My Favorite Things

Jack Whitten, NY Battle Ground, 1967, oil on canvas, 60 × 83 7/8″. Image: The Museum of Modern Art, New York. Purchase and gift of Sandra and Tony Tamer, Agnes Gund, Marlene Hess and James D. Zirin, and Pamela J. Joyner and Alfred J. Giuffrida. © Jack Whitten Estate, courtesy Hauser & Wirth. Digital image © 2025 The Museum of Modern Art, New York, Photo by Jonathan Muzikar.

THE VISIONARY PAINTER, SCULPTOR, AND INVENTOR JACK WHITTEN (1939–2018) moved to New York City from Alabama in 1960. He later explained that, as a Black civil rights activist in Jim Crow country, staying put was not an option: “I knew that if I stayed in the South, somebody was gonna kill me or I was gonna kill somebody.” He enrolled at the Cooper Union—his first time in an integrated classroom—and spent his evenings in jazz clubs like Birdland, the Five Spot, the Village Vanguard, and Slugs’ Saloon. Moved by the drama and scale of Abstract Expressionism, he started hanging out at the Cedar Tavern, quizzing artists like Willem de Kooning; he was also mentored early on by eminent Black artists Romare Bearden, Norman Lewis, and Jacob Lawrence, among others. By 1967, rioting, police brutality, and demonstrations over the war in Vietnam spiraled into what historians now call “the long hot summer”—or “high times, hard times” as a 2006 exhibition about New York painting of the period named it. One of Whitten’s turbulent works from 1967, NY Battle Ground, catalyzes these oppositions—state oppression and joyous revolt, brutalities and breakthroughs—into art that’s shockingly new. Fiery, bloody, bruising colors and kinetic composition. A volcano of rage and sorrow. Violence. Whitten said of the painting: “I’m doing political-inspired paintings. I’m doing savagery. . . . In the air are like helicopters you’ll see in Vietnam. Horrible, horrible nightmares.” The painting’s thin black border, reminiscent of a 1960s television frame, suggests that we may be watching the nightmare on a screen, cold to the touch; the fever dream still burns sixty years later. As Whitten said during the first year of Trump 1.0: “We as people have to say, point blank, what kind of fucking world we want.”  

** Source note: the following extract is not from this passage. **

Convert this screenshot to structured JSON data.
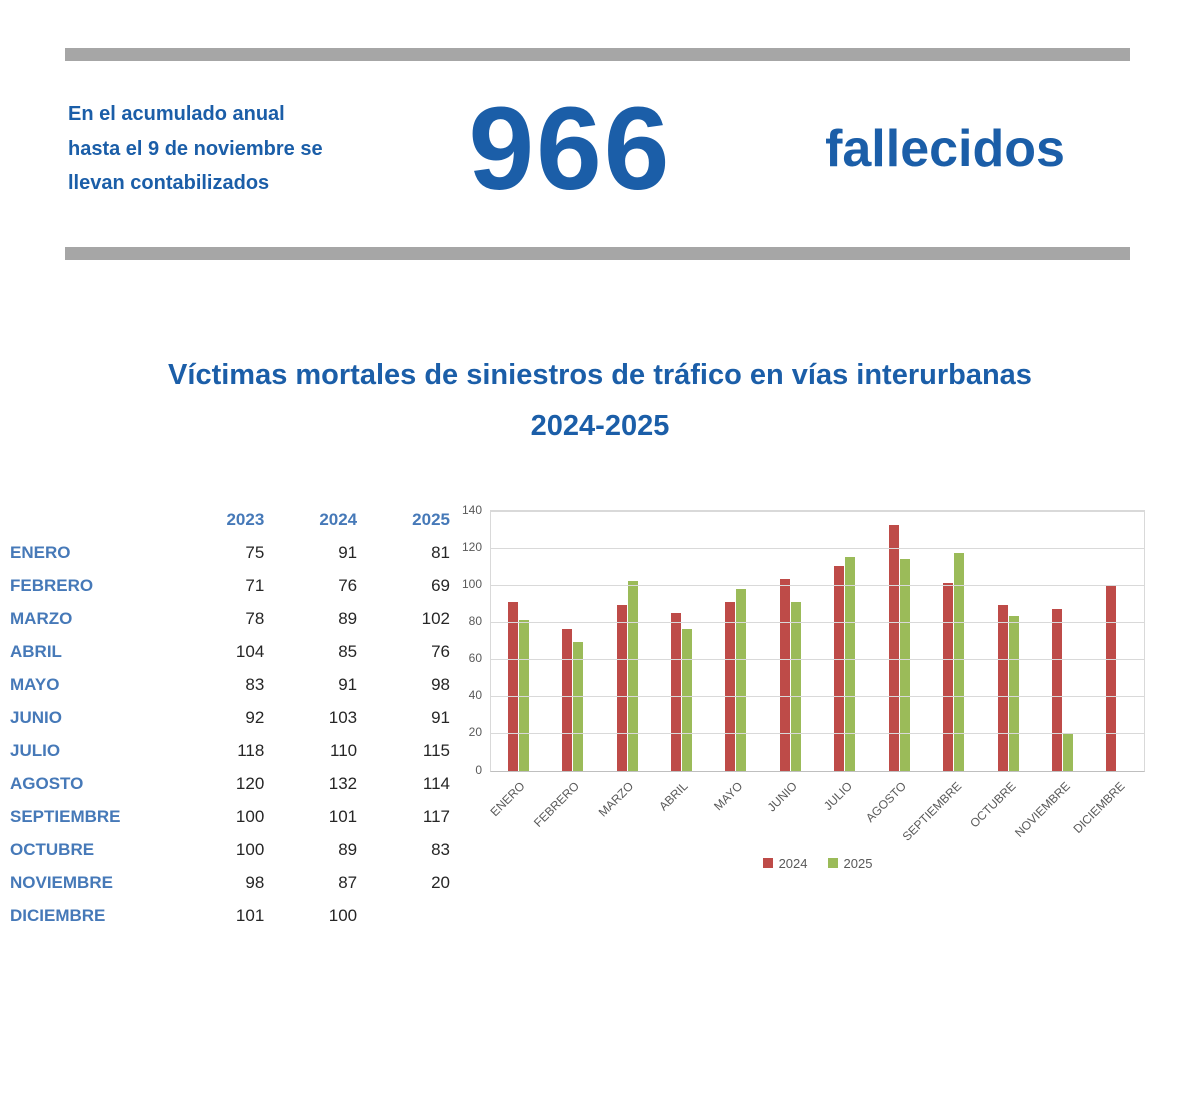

At the Museum of Modern Art in New York’s grand retrospective of Whitten’s six-decade career, NY Battle Ground shares a room with Homage to Malcolm, a 1965 sculpture of found materials, including American elm and metal wire, that Whitten made a few months after Malcolm X’s assassination. These two early works alone suggest a rangy artist at the peak of his powers. But in 1967 Whitten was only getting started. From 1970 to the 2010s, Whitten seemed to invent a new style of painting every few years, designing his own tools—like a twelve-foot squeegee called “The Developer”—and improvising with materials and process, continually recalibrating how much to play the paint and how much to let the paint play itself. “I like to think of my studio as a laboratory,” he once said. His experiments included Coltrane-influenced “planes of light” (a corollary to the saxophonist’s “sheets of sounds”) made by blurring and scraping acrylic paint across supine canvases, cool Xerox-toner works from a residency at the copier corps, “skins” of paint made from casts of city objects like manhole covers and grates, mosaics and collages created by slicing acrylic paint in shards or strands or bottle cap blobs—colorful, unnameable, beautiful, true. I’m not sure how any critic or any viewer is supposed to keep their composure. The catalogue itself is a monumentally impressive piece of scholarship and taste, a stunning group effort that brings together too many luminaries to name, led by MoMA curator and publisher Michelle Kuo. This book, this show, is the kind of world I want.